11 November 2010

Ancho-guajillo enchilada sauce

I love guajillo chiles because they are such a deep, robust red and colour whatever you add them to so beautifully. I had also just bought some anchos because I like them and realized I'd not cooked with them in some time. So sitting in the kitchen I had both and wanted to use them to whip up a dinner for some old friends who were visiting from England and to whom I had promised Mexican food.

It took some searching but i finally found a recipe that gave me some guidance on putting together an ancho-guajillo enchilada sauce. It was a bit of work but did yield a rich red sauce that wasn't too spicy.
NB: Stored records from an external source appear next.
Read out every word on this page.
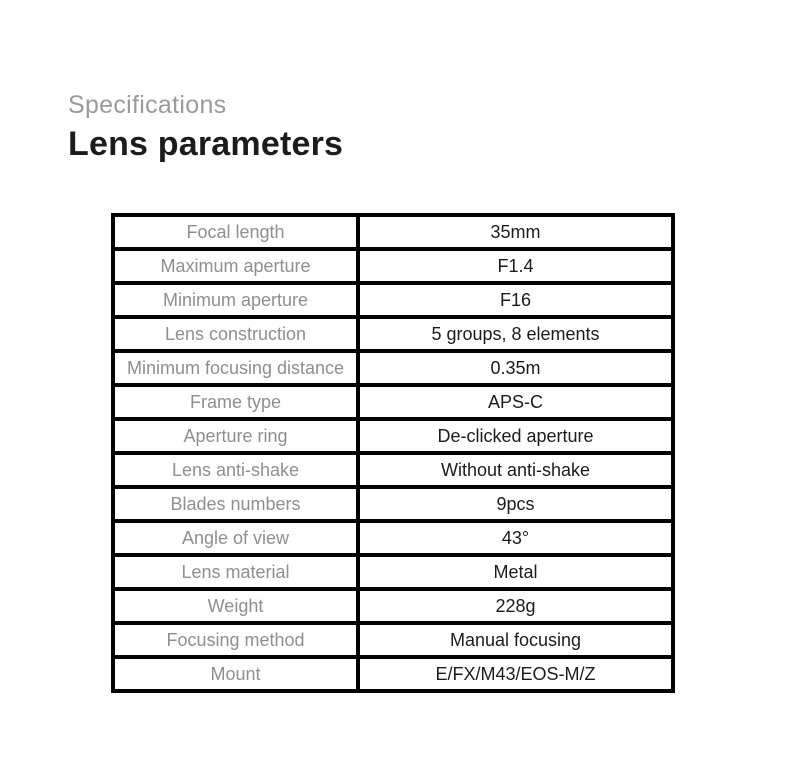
Specifications
Lens parameters
Focal length	35mm
Maximum aperture	F1.4
Minimum aperture	F16
Lens construction	5 groups, 8 elements
Minimum focusing distance	0.35m
Frame type	APS-C
Aperture ring	De-clicked aperture
Lens anti-shake	Without anti-shake
Blades numbers	9pcs
Angle of view	43°
Lens material	Metal
Weight	228g
Focusing method	Manual focusing
Mount	E/FX/M43/EOS-M/Z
Ancho-guajillo enchilada sauce
  • 3-4 each of guajillo and ancho chiles
  • 1 med. onion quartered
  • 4 cloves of garlic
  • 1 tbsp ground cumin
  • 1.5 tsp ground coriander
  • 0.5 tbsp dried oregano (preferably Mexican)
  • 2 tbsp olive oil
  • 2.5-3 cups canned tomatoes
  • 1 cup chicken stock
  • salt and pepper
Remove the stems and seeds from the chiles. Soften the chiles by first roasting them for 10 to 15 seconds on each side on the comal or a hot, dry frying pan. Then pop them into a small pot of boiling water while you do the rest of the preparations. Once they are soft, put them in a blender.

Dry roast the garlic cloves and onion on the comal. Peel and add to a blender. Also put the tomatoes in the blender.

If you have whole spices, it's best to use them and grind them up just before you need them. If you have pre-ground, that's fine too. Add the cumin, coriander, and oregano also to the blender.

Add one cup of liquid to the blender (can be 1 cup of chicken stock or a combo of chicken stock and some of the chile water. The more chile water you use, the hotter your sauce will be). Puree until quite smooth.

Sieve the tomato/chile mixture into a bowl, using a wooden spoon to push as much liquid through the seive as you can. You should be left with some bits of skin and seeds once you've got all your sauce through. Just toss that stuff.

Heat the oil in a medium pot and add the tomato/chile mixture so you get some sizzle. Reduce heat and cook, stirring occasionally, for about 15 minutes. The sauce should become a deeper red and still be quite runny. If it gets a bit too thick add some water or chicken stock to thin it out. Once it's all nice, you can go ahead and make your enchiladas.

We used left-over turkey that we had frozen after Thanksgiving. Mix it all up with some of the enchilada sauce so it's covered but not too saucy. I also didn't have the usual corn tortillas at home but had seen someone at the Brick Works market making them that morning so ordered up a dozen from her. They were good but at $1 a tortilla, not really the most cost-effective way to go! Basically once you've got the meat sauced up, just dip each tortilla in the sauce to make it soft, put a spoonful of meat inside, roll it up and place in a baking dish. Once you've got the baking dish full of rolls, cover with the rest of the sauche and top it with cheese (I used queso fresco, which I think is great but it doesn't get all melty like some other types of cheeses). Bake at 350F for about 30 minutes.